今日はこの話題を極々簡単に……
9月4,5日に中国・杭州で開かれるG20サミットを前に、あたふたしています。杭州や周辺の地域では、今月24日から地元政府が大気汚染対策として、汚染物質を排出する工場などに対して、来月6日まで操業を停止させる措置を始めました。中には、会場から100キロ以上離れた上海の一部の工場でも操業を停止するそうです。
既に、全国から公安、軍など50万人を動員。空港や地下鉄駅などには武装要員を配置し、会場となる浙江省杭州市では50メートルおきに検問を設け、5分おきにヘリコプターが上空を巡視。更には、サミット会場付近には大量の装甲車や戦闘車両を並べるなど厳戒態勢を敷いているようです。相当なものですね。
逆にいえば、それだけテロなどを恐れているということです。
中国当局は、ウイグル族の動向を監視し、住民からの情報に数百元の賞金を掛けるなどして、テロリストの中国流入を警戒しているそうです。
中国にとって、気に掛けなければならないのはそれだけではありません。G20の会談内容そのものもそうです。

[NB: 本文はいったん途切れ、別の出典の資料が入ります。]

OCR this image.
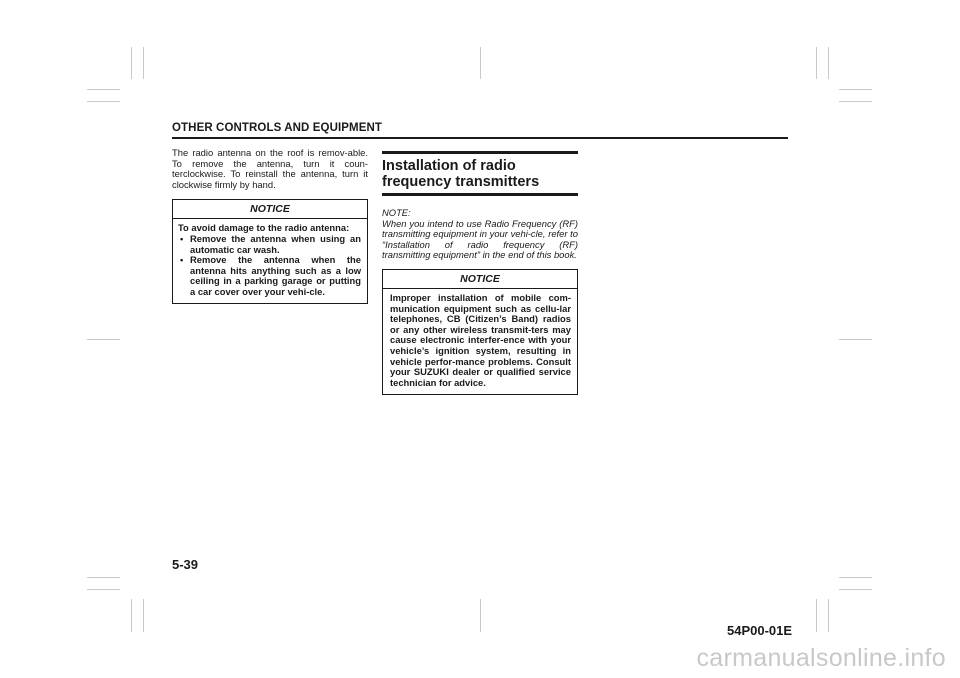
OTHER CONTROLS AND EQUIPMENT

The radio antenna on the roof is remov-able. To remove the antenna, turn it coun-terclockwise. To reinstall the antenna, turn it clockwise firmly by hand.

NOTICE
To avoid damage to the radio antenna:
• Remove the antenna when using an automatic car wash.
• Remove the antenna when the antenna hits anything such as a low ceiling in a parking garage or putting a car cover over your vehi-cle.
Installation of radio frequency transmitters
NOTE:

When you intend to use Radio Frequency (RF) transmitting equipment in your vehi-cle, refer to “Installation of radio frequency (RF) transmitting equipment” in the end of this book.

NOTICE
Improper installation of mobile com-munication equipment such as cellu-lar telephones, CB (Citizen’s Band) radios or any other wireless transmit-ters may cause electronic interfer-ence with your vehicle’s ignition system, resulting in vehicle perfor-mance problems. Consult your SUZUKI dealer or qualified service technician for advice.
5-39
54P00-01E
carmanualsonline.info
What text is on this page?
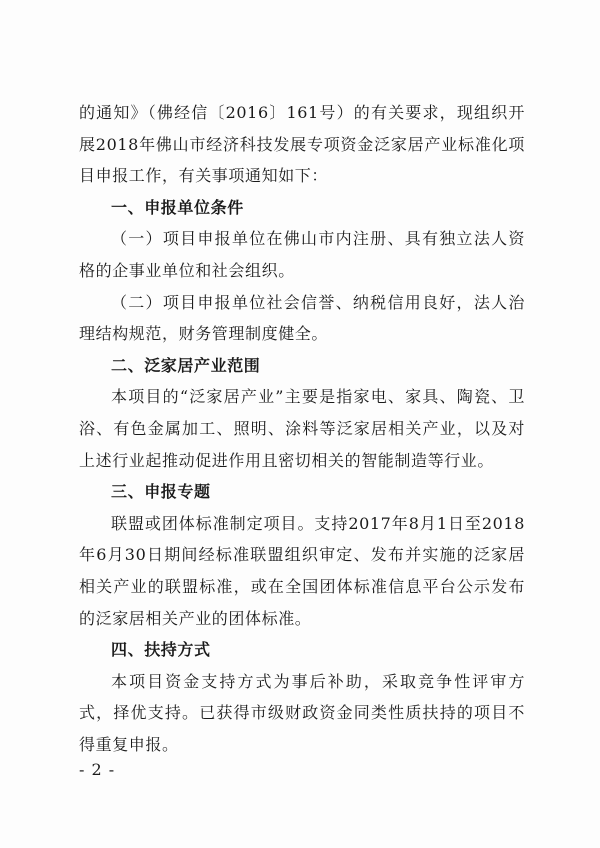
的通知》（佛经信〔2016〕161号）的有关要求，现组织开展2018年佛山市经济科技发展专项资金泛家居产业标准化项目申报工作，有关事项通知如下：

一、申报单位条件

（一）项目申报单位在佛山市内注册、具有独立法人资格的企事业单位和社会组织。

（二）项目申报单位社会信誉、纳税信用良好，法人治理结构规范，财务管理制度健全。

二、泛家居产业范围

本项目的“泛家居产业”主要是指家电、家具、陶瓷、卫浴、有色金属加工、照明、涂料等泛家居相关产业，以及对上述行业起推动促进作用且密切相关的智能制造等行业。

三、申报专题

联盟或团体标准制定项目。支持2017年8月1日至2018年6月30日期间经标准联盟组织审定、发布并实施的泛家居相关产业的联盟标准，或在全国团体标准信息平台公示发布的泛家居相关产业的团体标准。

四、扶持方式

本项目资金支持方式为事后补助，采取竞争性评审方式，择优支持。已获得市级财政资金同类性质扶持的项目不得重复申报。

- 2 -
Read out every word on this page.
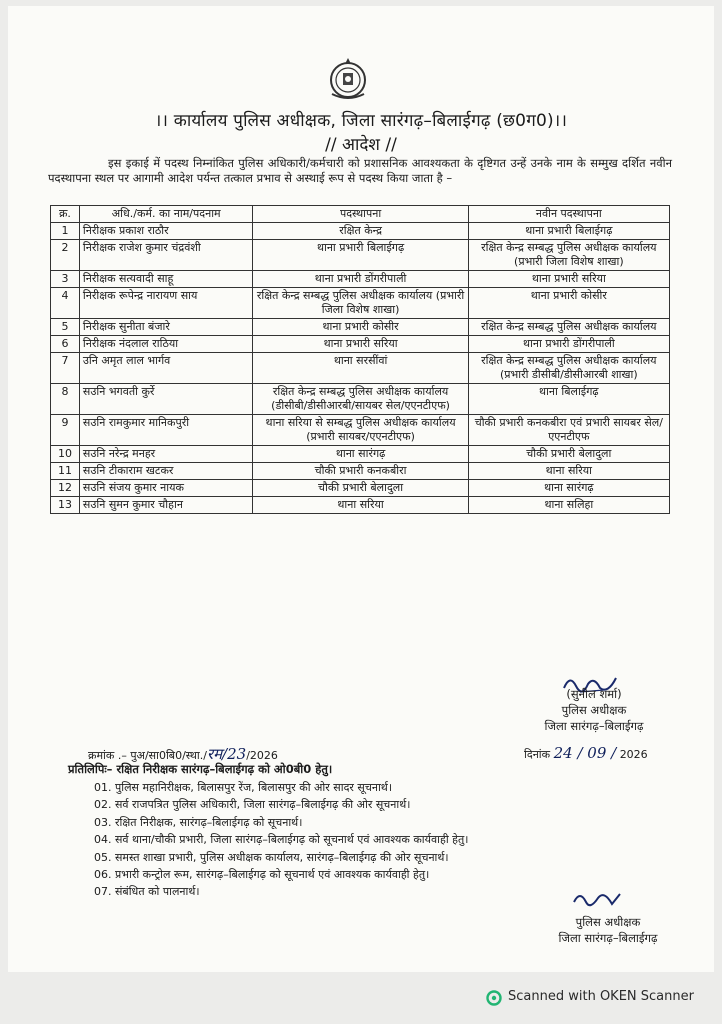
।। कार्यालय पुलिस अधीक्षक, जिला सारंगढ़–बिलाईगढ़ (छ0ग0)।।
// आदेश //
इस इकाई में पदस्थ निम्नांकित पुलिस अधिकारी/कर्मचारी को प्रशासनिक आवश्यकता के दृष्टिगत उन्हें उनके नाम के सम्मुख दर्शित नवीन पदस्थापना स्थल पर आगामी आदेश पर्यन्त तत्काल प्रभाव से अस्थाई रूप से पदस्थ किया जाता है –
क्र.	अधि./कर्म. का नाम/पदनाम	पदस्थापना	नवीन पदस्थापना
1	निरीक्षक प्रकाश राठौर	रक्षित केन्द्र	थाना प्रभारी बिलाईगढ़
2	निरीक्षक राजेश कुमार चंद्रवंशी	थाना प्रभारी बिलाईगढ़	रक्षित केन्द्र सम्बद्ध पुलिस अधीक्षक कार्यालय (प्रभारी जिला विशेष शाखा)
3	निरीक्षक सत्यवादी साहू	थाना प्रभारी डोंगरीपाली	थाना प्रभारी सरिया
4	निरीक्षक रूपेन्द्र नारायण साय	रक्षित केन्द्र सम्बद्ध पुलिस अधीक्षक कार्यालय (प्रभारी जिला विशेष शाखा)	थाना प्रभारी कोसीर
5	निरीक्षक सुनीता बंजारे	थाना प्रभारी कोसीर	रक्षित केन्द्र सम्बद्ध पुलिस अधीक्षक कार्यालय
6	निरीक्षक नंदलाल राठिया	थाना प्रभारी सरिया	थाना प्रभारी डोंगरीपाली
7	उनि अमृत लाल भार्गव	थाना सरसींवां	रक्षित केन्द्र सम्बद्ध पुलिस अधीक्षक कार्यालय (प्रभारी डीसीबी/डीसीआरबी शाखा)
8	सउनि भगवती कुर्रे	रक्षित केन्द्र सम्बद्ध पुलिस अधीक्षक कार्यालय (डीसीबी/डीसीआरबी/सायबर सेल/एएनटीएफ)	थाना बिलाईगढ़
9	सउनि रामकुमार मानिकपुरी	थाना सरिया से सम्बद्ध पुलिस अधीक्षक कार्यालय (प्रभारी सायबर/एएनटीएफ)	चौकी प्रभारी कनकबीरा एवं प्रभारी सायबर सेल/एएनटीएफ
10	सउनि नरेन्द्र मनहर	थाना सारंगढ़	चौकी प्रभारी बेलादुला
11	सउनि टीकाराम खटकर	चौकी प्रभारी कनकबीरा	थाना सरिया
12	सउनि संजय कुमार नायक	चौकी प्रभारी बेलादुला	थाना सारंगढ़
13	सउनि सुमन कुमार चौहान	थाना सरिया	थाना सलिहा
(सुनील शर्मा)
पुलिस अधीक्षक
जिला सारंगढ़–बिलाईगढ़
क्रमांक .– पुअ/सा0बि0/स्था./रम/23/2026	दिनांक 24 / 09 / 2026
प्रतिलिपिः– रक्षित निरीक्षक सारंगढ़–बिलाईगढ़ को ओ0बी0 हेतु।
01. पुलिस महानिरीक्षक, बिलासपुर रेंज, बिलासपुर की ओर सादर सूचनार्थ।
02. सर्व राजपत्रित पुलिस अधिकारी, जिला सारंगढ़–बिलाईगढ़ की ओर सूचनार्थ।
03. रक्षित निरीक्षक, सारंगढ़–बिलाईगढ़ को सूचनार्थ।
04. सर्व थाना/चौकी प्रभारी, जिला सारंगढ़–बिलाईगढ़ को सूचनार्थ एवं आवश्यक कार्यवाही हेतु।
05. समस्त शाखा प्रभारी, पुलिस अधीक्षक कार्यालय, सारंगढ़–बिलाईगढ़ की ओर सूचनार्थ।
06. प्रभारी कन्ट्रोल रूम, सारंगढ़–बिलाईगढ़ को सूचनार्थ एवं आवश्यक कार्यवाही हेतु।
07. संबंधित को पालनार्थ।
पुलिस अधीक्षक
जिला सारंगढ़–बिलाईगढ़
Scanned with OKEN Scanner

南シナ海の人工島や尖閣への挑発行動。南シナ海の九段線問題では、国際仲裁裁判所から完全否定されたにも関わらず、その手を控えようとはしません。
G20の議題に上がるのが普通ですね。
中国はG20でそれを議論するのは嫌な筈です。この問題についてはフルボッコされるのは確実だからです。仲裁裁判所の判決を無視しているのですから、国際法を守らぬ無法者として糾弾されてしまいますね。
また、南シナ海、東シナ海だけでなく、THAADの韓国配備や北朝鮮の核開発、ミサイル問題も俎上に上がる可能性があります。これも嫌でしょうね。
中国はTHAADの韓国配備に猛反発しています。
ありとあらゆる手を使って阻止しようとしています。先日、東京で行われた中韓外相会談でも、韓国のユン・ビョンセ長官に対し「THAADを取るか、韓中関係を取るか」と脅しましたし、今月3日に北朝鮮がノドンを発射したことに対する国連での批難声明採択でも、声明に『THAAD反対』を盛り込めと駄々を捏ね、結局採択できずに終わっています。
もう形振り構わず必死です。
おそらく、中国は、この辺りの自分に都合の悪い話は二国間協議で話す問題だとして逃げ、都合のよいところだけをG20全体会合で議論しようと動くと思いますけれども、他のG20の面々がそれを是とするかはまた別の話です。既に水面下で調整が行われていると思いますけれども、最終的にG20としてどんな声明が採択されるのかは、注目すべきと思いますね。